Ever since early modern beginnings people have questioned the content, use and status of public administration as a field of inquiry. Until the present-day, opinions differ widely about what the study is or should include and which conceptual, methodological and theoretical lenses one should use when studying government and administration. Fundamental debates revolve around the question whether it is actually a science or rather a purely practical endeavor and what – if anything – actually separates public administration from other related and often incorporated disciplines such as economics, politics or law. As a result, the study of public administration is diverse in its scope and topics. In this course students get a close look at historical origins and developments of the discipline by looking at key debates between founding scholars. Students will also read original classic texts on key topics in the field, such as bureaucracy, ethics, organization theory or policy. As such, students will retrace and investigate where the study of public administration comes from and how and why it has developed over time and has come to be what it is today. This allows them to define, demarcate and properly understand their chosen field of academic inquiry as well as the specific topics they will investigate and/or work with during their studies and later careers. The course aims to make students better aware of the essence of their discipline and the possibilities it has to offer.

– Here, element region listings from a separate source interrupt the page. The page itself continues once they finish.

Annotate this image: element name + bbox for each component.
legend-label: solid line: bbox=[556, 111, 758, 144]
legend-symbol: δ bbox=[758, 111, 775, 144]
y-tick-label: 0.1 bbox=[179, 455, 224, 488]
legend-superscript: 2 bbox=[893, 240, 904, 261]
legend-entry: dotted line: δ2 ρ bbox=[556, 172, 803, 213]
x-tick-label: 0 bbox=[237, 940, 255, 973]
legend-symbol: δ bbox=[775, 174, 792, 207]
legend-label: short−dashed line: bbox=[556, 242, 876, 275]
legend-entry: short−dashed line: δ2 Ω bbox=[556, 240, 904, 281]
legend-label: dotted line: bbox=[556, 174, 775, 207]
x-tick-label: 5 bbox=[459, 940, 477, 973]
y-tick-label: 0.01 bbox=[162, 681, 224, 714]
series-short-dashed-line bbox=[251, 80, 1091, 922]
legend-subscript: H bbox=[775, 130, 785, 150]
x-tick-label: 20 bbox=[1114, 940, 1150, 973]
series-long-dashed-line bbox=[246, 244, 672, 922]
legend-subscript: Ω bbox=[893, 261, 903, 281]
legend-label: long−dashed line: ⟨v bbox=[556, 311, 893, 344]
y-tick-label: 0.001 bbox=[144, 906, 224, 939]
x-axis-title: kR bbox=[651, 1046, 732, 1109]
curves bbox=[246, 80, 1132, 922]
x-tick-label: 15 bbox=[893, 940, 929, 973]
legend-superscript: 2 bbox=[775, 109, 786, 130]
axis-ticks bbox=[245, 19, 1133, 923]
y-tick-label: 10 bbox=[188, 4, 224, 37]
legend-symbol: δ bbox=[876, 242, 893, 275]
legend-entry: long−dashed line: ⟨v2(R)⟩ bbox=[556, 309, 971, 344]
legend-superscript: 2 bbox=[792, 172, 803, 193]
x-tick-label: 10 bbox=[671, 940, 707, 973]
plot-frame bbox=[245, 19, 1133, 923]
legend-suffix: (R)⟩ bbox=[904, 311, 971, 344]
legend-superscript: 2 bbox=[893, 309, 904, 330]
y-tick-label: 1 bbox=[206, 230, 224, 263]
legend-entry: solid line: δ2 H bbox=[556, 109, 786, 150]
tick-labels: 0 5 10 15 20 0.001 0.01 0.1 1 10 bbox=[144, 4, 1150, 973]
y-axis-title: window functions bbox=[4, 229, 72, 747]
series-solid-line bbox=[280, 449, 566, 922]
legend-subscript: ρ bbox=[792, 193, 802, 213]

Students will acquire knowledge of the historical origins and development of the study of public administration and gain a critical view of the way in which public administration scholars in past and present view public administration and government;
Students will acquire a familiarity with classic literature in public administration and have a broad understanding of key concepts and topics relevant to the study of public administration;
Students will acquire skills of critical analysis and writing to link their knowledge and insight gained in this course to current cases and problems of governance.
On the Public Administration front page of the E-guide you will find links to the website and timetables, uSis and Blackboard.
Mode of instruction
The course consists of a total of seven lectures and seven work group meetings;
The seven lectures will offer a main overview and discussion of origins and development of the field and its major themes and topics;
Attendance in work groups is mandatory for all students except minor and exchange students.
Exchange and minor students do not attend working groups.
For all students except minor and exchange students the total amount of hours to spend on this class is 140 of which 14 hours are lectures, 14 hours are work group meetings and 112 hours are self-study and/or examination hours.
For minor and exchange students the total amount of hours to spend on this class is 140 of which 14 hours are lectures and 126 hours are self-study and/or examination hours.
All students make one final written exam (65%) and one final paper (35%)
Compensation between the two parts is not possible. For each part a grade of 5.5 has to be obtained before a weighted average is made.
You can find more information about assessments and the timetable exams on the website.
Details for submitting papers (deadlines) are posted on Blackboard.
On the Public Administration front page of the E-guide you will find links to the website, uSis and Blackboard.
Students will be permitted to resit an examination if they have taken the first sit and earned a mark between 3 and 5.5 or with permission of the Board of Examiners.
Resit written exam
Students that want to take part in a resit for a written exam, are required to register via uSis. Use the activity number that can be found on the ‘timetable exams’.
Blackboard will be used in this course. The course will be available (at the latest) two weeks before the first lecture.
For this course, students will read separate articles. A full reading list with hyperlinks for free download will be provided on Blackboard before the start of the course.
Use both uSis and Blackboard to register for every course.
Register for every course and workgroup via uSis. Some courses and workgroups have a limited number of participants, so register on time (before the course starts). In uSis you can access your personal schedule and view your results. Registration in uSis is possible from four weeks before the start of the course.
Also register for every course in Blackboard. Important information about the course is posted here.
dr. A.D.N. Kerkhoff
This course provides an opportunity for students to participate in a discussion of ideas. It is important that students independently seek a grasp on these ideas and, therefore, must take the time to read and think about the readings assigned. Ideally, each reading should therefore be read at least twice for students to get as much out of the course as possible. Students are encouraged to ask questions, to be involved and to remain critical!